Geographic variation is also seen in the tuning of the peripheral auditory system in cricket frogs (Keddy-Hector et al., 1992; Nevo and Capranica, 1985; Wilczynski and Ryan, 1999; Wilczynski et al., 1992). The cricket frog call is characterized by a single peak, or dominant, frequency that ranges from 2.8 to 4.2 kHz among populations and has little or no energy less than 2.0 kHz. This places it within the sensitivity band of the basilar papilla (BP), the higher tuned of the two auditory papillae possessed by anuran amphibians (Wilczynski and Capranica, 1984). (The other auditory end organ, the amphibian papilla has receptors tuned to a range of frequencies from approximately 100–1200 Hz.) The average tuning of the BP in each population is close to the average dominant frequency of the call produced by males in that population (Wilczynski et al., 1992). Just as calls are generally higher in frequency in forest populations, so is the tuning of the BP (Wilczynski et al., 1992). There is also a sex difference in tuning, with males tuned lower than females (Wilczynski et al., 1992).

The match between call-dominant frequency and BP tuning no doubt enhances a frog's ability to detect the signal by making its auditory system most sensitive to the spectral frequencies of the call. A second way that the receiver could in principle enhance signal detection is to structure its filter characteristics to reduce masking by acoustical noise. As in other vertebrates, the anuran auditory system is susceptible to noise masking (Ehret and Capranica, 1980; Gerhardt and Klump, 1988; Narins, 1982, 1987; Wollerman and Wiley, 2002). The range of noise spectra that will mask reception of a signal is determined by the band-pass features of the auditory neurons, which are reflected in the shape of auditory tuning curves. Extraneous acoustic noise with spectral frequencies within the boundaries of the tuning curve will be detected by the auditory system along with the signal of interest (the advertisement call) and thereby mask it, while acoustic noise outside the limits of the tuning curve will not. Therefore, it is obvious that variation in the width of the tuning curve and the placement of its center frequency and boundaries will significantly affect the amount of potential masking noise that will invade the auditory system. Furthermore, if noise characteristics differ among habitats, the filtering properties of tuning curves may be more or less effective at filtering environmental noise.

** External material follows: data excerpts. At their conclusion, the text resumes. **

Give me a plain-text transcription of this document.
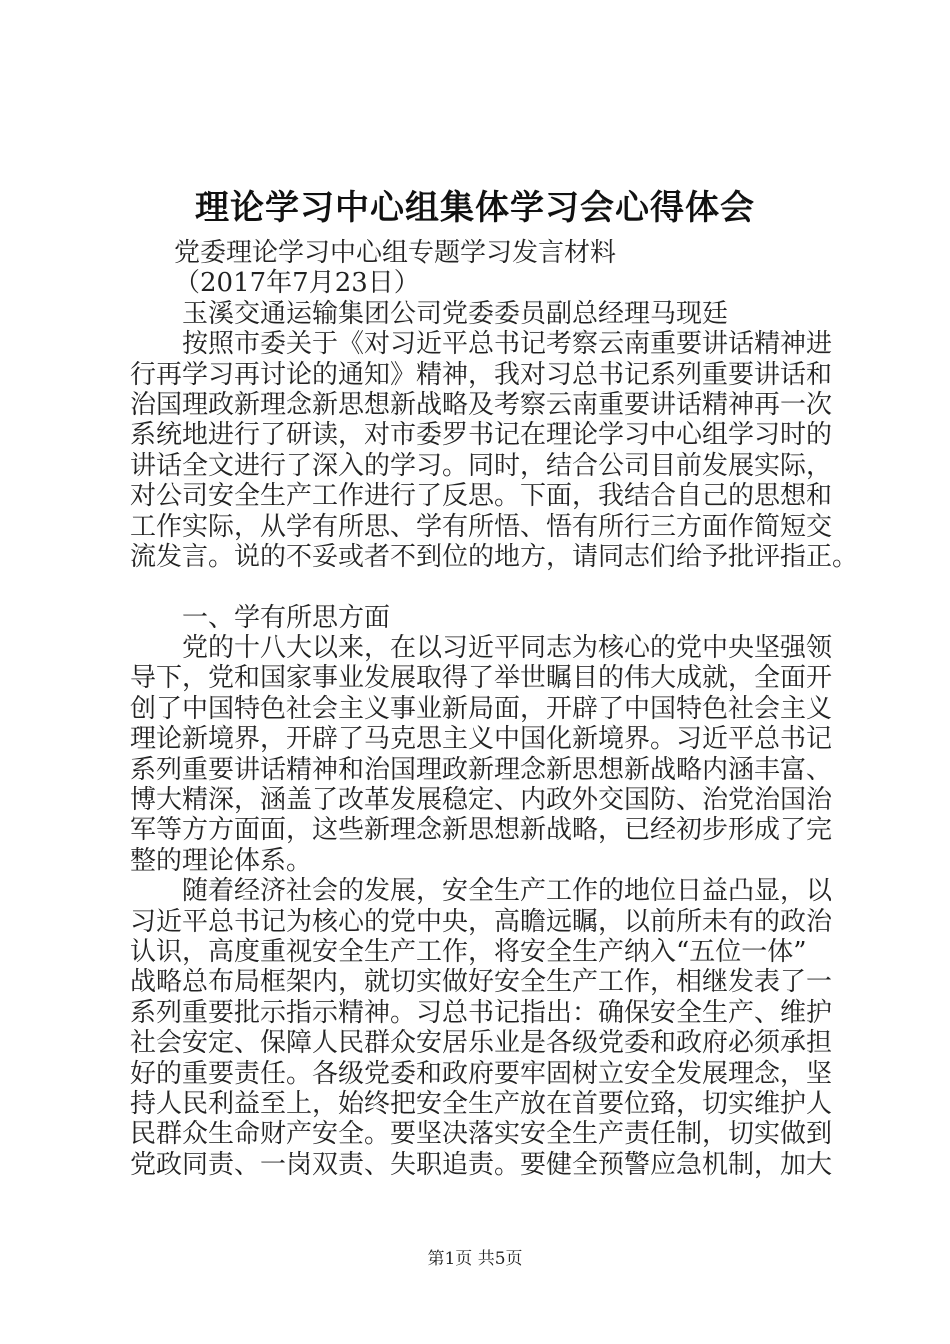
理论学习中心组集体学习会心得体会
党委理论学习中心组专题学习发言材料
（2017年7月23日）
玉溪交通运输集团公司党委委员副总经理马现廷
按照市委关于《对习近平总书记考察云南重要讲话精神进
行再学习再讨论的通知》精神，我对习总书记系列重要讲话和
治国理政新理念新思想新战略及考察云南重要讲话精神再一次
系统地进行了研读，对市委罗书记在理论学习中心组学习时的
讲话全文进行了深入的学习。同时，结合公司目前发展实际，
对公司安全生产工作进行了反思。下面，我结合自己的思想和
工作实际，从学有所思、学有所悟、悟有所行三方面作简短交
流发言。说的不妥或者不到位的地方，请同志们给予批评指正。
一、学有所思方面
党的十八大以来，在以习近平同志为核心的党中央坚强领
导下，党和国家事业发展取得了举世瞩目的伟大成就，全面开
创了中国特色社会主义事业新局面，开辟了中国特色社会主义
理论新境界，开辟了马克思主义中国化新境界。习近平总书记
系列重要讲话精神和治国理政新理念新思想新战略内涵丰富、
博大精深，涵盖了改革发展稳定、内政外交国防、治党治国治
军等方方面面，这些新理念新思想新战略，已经初步形成了完
整的理论体系。
随着经济社会的发展，安全生产工作的地位日益凸显，以
习近平总书记为核心的党中央，高瞻远瞩，以前所未有的政治
认识，高度重视安全生产工作，将安全生产纳入“五位一体”
战略总布局框架内，就切实做好安全生产工作，相继发表了一
系列重要批示指示精神。习总书记指出：确保安全生产、维护
社会安定、保障人民群众安居乐业是各级党委和政府必须承担
好的重要责任。各级党委和政府要牢固树立安全发展理念，坚
持人民利益至上，始终把安全生产放在首要位臵，切实维护人
民群众生命财产安全。要坚决落实安全生产责任制，切实做到
党政同责、一岗双责、失职追责。要健全预警应急机制，加大
第1页 共5页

It is clear from previous studies (Nevo and Capranica, 1985; Ryan and Wilczynski, 1988; Wilczynski and Ryan, 1999; Wilczynski et al., 1992) that the tuning of the peripheral auditory system differs among cricket frog populations. What remains unexamined in this species, or any other, is whether the band-pass characteristics of the peripheral auditory system fibers differ among populations in any way related to habitat acoustics. Specifically, it is unknown whether peripheral auditory-filtering characteristics evolved in different habitats to enhance noise filtering in those habitats. We compared the performance of the average filtering characteristics of female peripheral auditory fibers of two cricket frog populations occupying the two basic habitat types in which this species occurs, pine forest and open grassland, using natural noise recorded in both habitats. Three possibilities exist. First, noise-filtering characteristics of auditory fibers could be locally adapted, which would be evident by each population's auditory system filtering best in its own habitat, and better than the filter from the population in the other habitat. Second, one filter could be absolutely better than any other, which would be evident in it being better at filtering noise in both its habitat and in the other population's habitat. Third, the null hypothesis is that the two filters are not significantly different in their performance in either habitat.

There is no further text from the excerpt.